A great summary of the advances being made is available here from the Fred Hutchinson Cancer Research Center.   Here is how Dr. Gilliland, President of Fred Hutch, begins his review of the advances:

I’ve gone on record to say that by 2025, cancer researchers will have developed curative therapeutic approaches for most if not all cancers.

I took some flak for putting that stake in the ground. But we in the cancer research field are making incredible strides toward better and safer, potentially curative treatments for cancer, and I’m excited for what’s next. I believe that we must set a high bar, execute and implement — that there should be no excuses for not advancing the field at that pace.

This is a stunning statement on its own;  but made even more so because it is usually the scientists in the day-to-day trenches of research who are themselves the most pessimistic about the possibility of rapid advances.

Additionally, an important paper came out recently proposing a novel paradigm for understanding and modeling cancer incidence with age.  For a long time the dominant model has been the “two-hit” hypothesis which predicts that clinically-observable cancers arise when a cell acquires sufficient mutations in tumor-suppressor genes to become a tumor.
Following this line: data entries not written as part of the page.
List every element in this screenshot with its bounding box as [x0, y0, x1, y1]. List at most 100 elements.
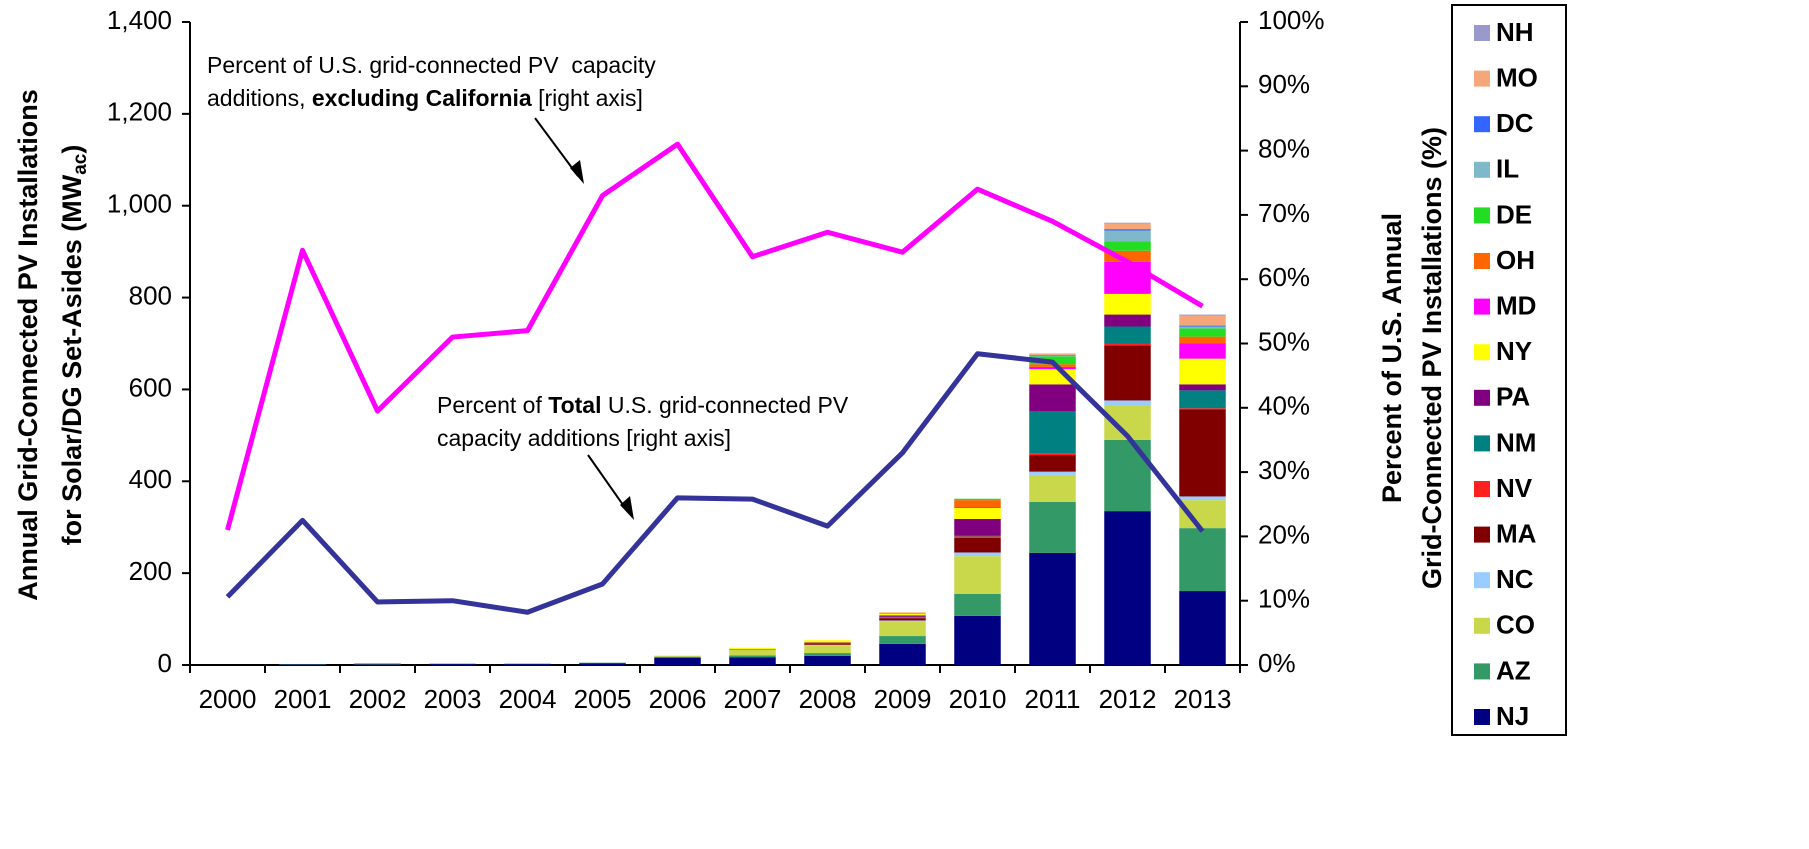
bar-segment [954, 556, 1001, 594]
x-tick-label: 2001 [274, 684, 332, 714]
y2-tick-label: 20% [1258, 519, 1310, 549]
line [225, 351, 1205, 615]
bar-segment [1179, 408, 1226, 410]
legend-swatch [1474, 389, 1490, 406]
line [225, 141, 1204, 531]
annotation-part: additions, [207, 85, 312, 111]
legend-label: OH [1496, 245, 1535, 275]
y2-tick-label: 50% [1258, 326, 1310, 356]
bar-segment [654, 656, 701, 658]
bar-segment [1179, 390, 1226, 409]
annotation-part: Total [548, 392, 601, 418]
y-tick-label: 400 [129, 464, 172, 494]
y-axis-label-sub: ac [70, 153, 91, 175]
arrow [587, 454, 629, 513]
bar-segment [804, 644, 851, 646]
bar-segment [429, 664, 476, 665]
legend-swatch [1474, 298, 1490, 315]
y-tick-label: 600 [129, 372, 172, 402]
bar-segment [1179, 591, 1226, 665]
legend-swatch [1474, 572, 1490, 589]
legend-swatch [1474, 161, 1490, 178]
bar-segment [1104, 230, 1151, 242]
y-axis-label: Annual Grid-Connected PV Installations [13, 89, 43, 601]
legend-swatch [1474, 207, 1490, 224]
y2-tick-label: 100% [1258, 5, 1325, 35]
x-tick-label: 2009 [874, 684, 932, 714]
bar-segment [954, 498, 1001, 501]
arrow-head [620, 496, 634, 520]
bar-segment [729, 649, 776, 656]
bar-segment [654, 655, 701, 657]
annotation: Percent of U.S. grid-connected PV capaci… [207, 52, 656, 78]
bar-segment [1179, 325, 1226, 327]
annotation-part: Percent of [437, 392, 548, 418]
bar-segment [879, 615, 926, 617]
legend-swatch [1474, 25, 1490, 41]
bar-segment [954, 615, 1001, 665]
bar-segment [1029, 501, 1076, 553]
arrow-head [570, 160, 584, 184]
bar-segment [1104, 229, 1151, 231]
bar-segment [954, 507, 1001, 519]
legend-swatch [1474, 70, 1490, 87]
bar-segment [1179, 336, 1226, 344]
bar-segment [879, 636, 926, 644]
arrow [534, 117, 579, 177]
legend-label: NC [1496, 564, 1534, 594]
legend-swatch [1474, 526, 1490, 543]
bar-segment [1104, 439, 1151, 512]
legend-label: AZ [1496, 655, 1531, 685]
bar-segment [1104, 400, 1151, 406]
bar-segment [729, 655, 776, 658]
x-tick-label: 2013 [1174, 684, 1232, 714]
bar-segment [954, 507, 1001, 508]
bar-segment [954, 552, 1001, 557]
bar-segment [579, 663, 626, 665]
bar-segment [804, 640, 851, 643]
y-tick-label: 1,400 [107, 5, 172, 35]
bar-segment [1179, 315, 1226, 326]
bar-segment [1179, 409, 1226, 497]
bar-segment [1029, 455, 1076, 472]
legend-label: NM [1496, 427, 1536, 457]
x-tick-label: 2006 [649, 684, 707, 714]
legend-swatch [1474, 253, 1490, 269]
bar-segment [1029, 355, 1076, 357]
x-tick-label: 2002 [349, 684, 407, 714]
y-axis-label-part: Annual Grid-Connected PV Installations [13, 89, 43, 601]
x-tick-label: 2000 [199, 684, 257, 714]
annotation-part: [right axis] [532, 85, 643, 111]
bar-segment [1029, 366, 1076, 370]
bar-segment [654, 657, 701, 665]
legend-label: NY [1496, 336, 1532, 366]
y-axis-label: for Solar/DG Set-Asides (MWac) [57, 145, 91, 546]
bar-segment [879, 618, 926, 621]
x-tick-label: 2010 [949, 684, 1007, 714]
y2-tick-label: 70% [1258, 198, 1310, 228]
x-tick-label: 2004 [499, 684, 557, 714]
y2-axis-label: Percent of U.S. Annual [1377, 213, 1407, 503]
legend-label: CO [1496, 610, 1535, 640]
x-tick-label: 2012 [1099, 684, 1157, 714]
bar-segment [1029, 384, 1076, 412]
bar-segment [954, 536, 1001, 538]
bar-segment [954, 537, 1001, 553]
bar-segment [804, 643, 851, 645]
bar-segment [1104, 314, 1151, 327]
x-tick-label: 2003 [424, 684, 482, 714]
bar-segment [879, 617, 926, 619]
legend-swatch [1474, 663, 1490, 680]
legend-label: IL [1496, 154, 1519, 184]
bar-segment [1179, 328, 1226, 337]
bar-segment [1104, 261, 1151, 294]
bar-segment [504, 664, 551, 665]
x-tick-label: 2005 [574, 684, 632, 714]
bar-segment [1029, 474, 1076, 502]
bar-segment [1104, 250, 1151, 262]
y2-axis-label: Grid-Connected PV Installations (%) [1417, 127, 1447, 589]
y-axis-label-part: for Solar/DG Set-Asides (MW [57, 174, 87, 545]
bar-segment [1029, 411, 1076, 454]
y-tick-label: 1,200 [107, 97, 172, 127]
bar-segment [1179, 314, 1226, 316]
This paper challenges that notion and shows that a model of thymic function decline (the thymus produces T-cells) over time better describes the incidence of cancers with age.   This model better fits the data and leads to the conclusion that cancers are continually arising in our bodies, but it is our properly functioning immune system that roots them out and prevents clinical disease from emerging.  This model also helps explain why novel cancer immunotherapies are so potent and why focus has shifted to supporting and activating T-cells.

Declining T cell production leads to increasing disease incidence with age.